Edward III Crossing the Somme is an oil on canvas history painting by the Anglo-American artist Benjamin West, from 1788.

==History and description==
It was one of a series of eight paintings by West depicting the life of the medieval King of England Edward III commissioned by George III to decorate the audience room at Windsor Castle.

West had made his name as a painter of epic and historical scenes with his 1770 work The Death of General Wolfe. He further consolidated his reputation with and The Battle of La Hogue, exhibited at the 1780 Royal Academy Summer Exhibition.
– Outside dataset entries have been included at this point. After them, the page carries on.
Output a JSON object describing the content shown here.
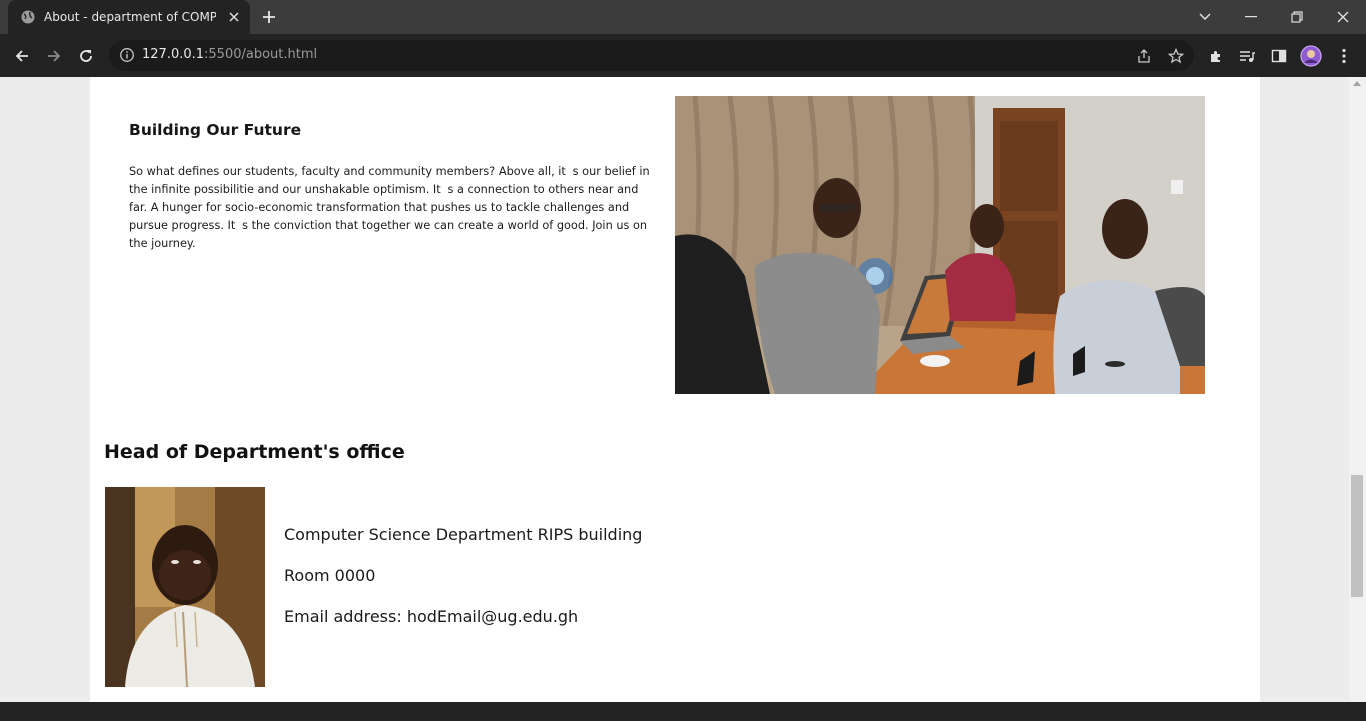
{
  "browser": {
    "tab_title": "About - department of COMPUTER SCIENCE",
    "url_host": "127.0.0.1",
    "url_path": ":5500/about.html",
    "icons": [
      "globe-icon",
      "close-icon",
      "plus-icon",
      "tab-search-icon",
      "minimize-icon",
      "restore-icon",
      "window-close-icon",
      "back-icon",
      "forward-icon",
      "reload-icon",
      "info-icon",
      "share-icon",
      "star-icon",
      "extensions-icon",
      "media-icon",
      "side-panel-icon",
      "profile-avatar",
      "menu-icon"
    ]
  },
  "page": {
    "future": {
      "heading": "Building Our Future",
      "body": "So what defines our students, faculty and community members? Above all, its our belief in the infinite possibilitie and our unshakable optimism. Its a connection to others near and far. A hunger for socio-economic transformation that pushes us to tackle challenges and pursue progress. Its the conviction that together we can create a world of good. Join us on the journey."
    },
    "hod": {
      "heading": "Head of Department's office",
      "building": "Computer Science Department RIPS building",
      "room": "Room 0000",
      "email": "Email address: hodEmail@ug.edu.gh"
    }
  },
  "colors": {
    "chrome_dark": "#232323",
    "tabstrip": "#3c3c3c",
    "page_bg": "#ececec",
    "content_bg": "#ffffff"
  }
}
The scene shows a mounted Edward III leading his army across the River Somme in Northern France shortly before the Battle of Crécy in 1346 during the Hundred Years War. On the left of the picture are French forces on the opposite bank. To the right of the King are the knights of the English Army including his son and heir Edward the Black Prince. Above them is the Royal standard and other banners while English archers can be seen in the background.
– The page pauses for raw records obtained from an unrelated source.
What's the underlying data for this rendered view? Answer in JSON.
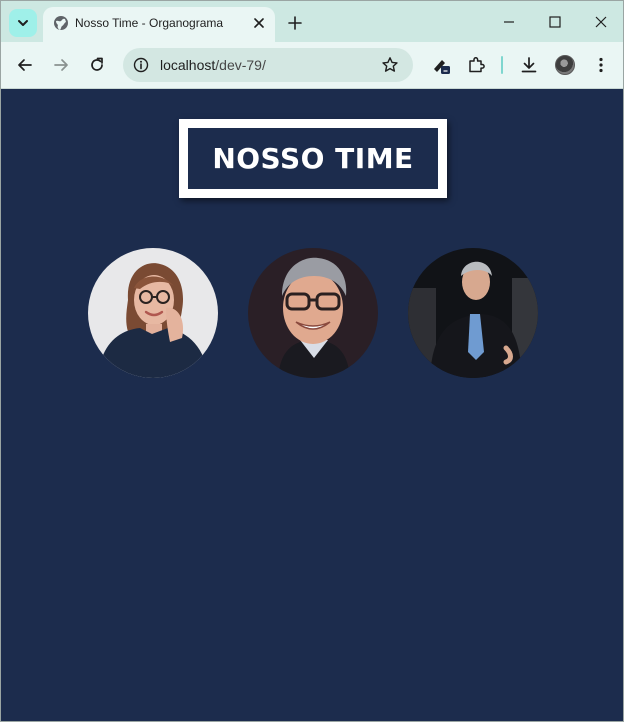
{
  "browser": {
    "tab": {
      "title": "Nosso Time - Organograma"
    },
    "address_bar": {
      "host": "localhost",
      "path": "/dev-79/"
    }
  },
  "icons": {
    "tab_search": "chevron-down-icon",
    "favicon": "globe-icon",
    "tab_close": "close-icon",
    "new_tab": "plus-icon",
    "back": "arrow-left-icon",
    "forward": "arrow-right-icon",
    "reload": "reload-icon",
    "site_info": "info-icon",
    "bookmark": "star-icon",
    "extension_action": "pen-icon",
    "extensions": "puzzle-icon",
    "downloads": "download-icon",
    "profile": "avatar",
    "menu": "kebab-menu-icon"
  },
  "page": {
    "heading": "NOSSO TIME",
    "members": [
      {
        "photo": "woman-glasses-portrait"
      },
      {
        "photo": "man-glasses-portrait"
      },
      {
        "photo": "man-suit-portrait"
      }
    ]
  },
  "colors": {
    "page_background": "#1c2c4d",
    "heading_frame": "#ffffff",
    "tabstrip": "#cde8e2",
    "toolbar": "#eaf6f4"
  }
}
The battle was a decisive victory for England over France and reflected the series theme of glorifying Edward's reign as one of triumphs. It was commissioned for a sum of six hundred guineas. It was exhibited at the 1792 Summer Exhibition, the same year West succeeded Sir Joshua Reynolds to become the second President of the Royal Academy. Today it remains part of the Royal Collection.

==See also==
- Queen Philippa at the Battle of Neville's Cross, 1789 painting by West

==Bibliography==
- Black, Jeremy. George III: America's Last King. Yale University Press, 2008.
- Corbett, David Peters (ed.). A Companion to British Art: 1600 to the Present. John Wiley & Sons, 2016.
- Hoock, Holger. The King's Artists : The Royal Academy of Arts and the Politics of British Culture 1760-1840: The Royal Academy of Arts and the Politics of British Culture 1760-1840. Clarendon Press, 2003.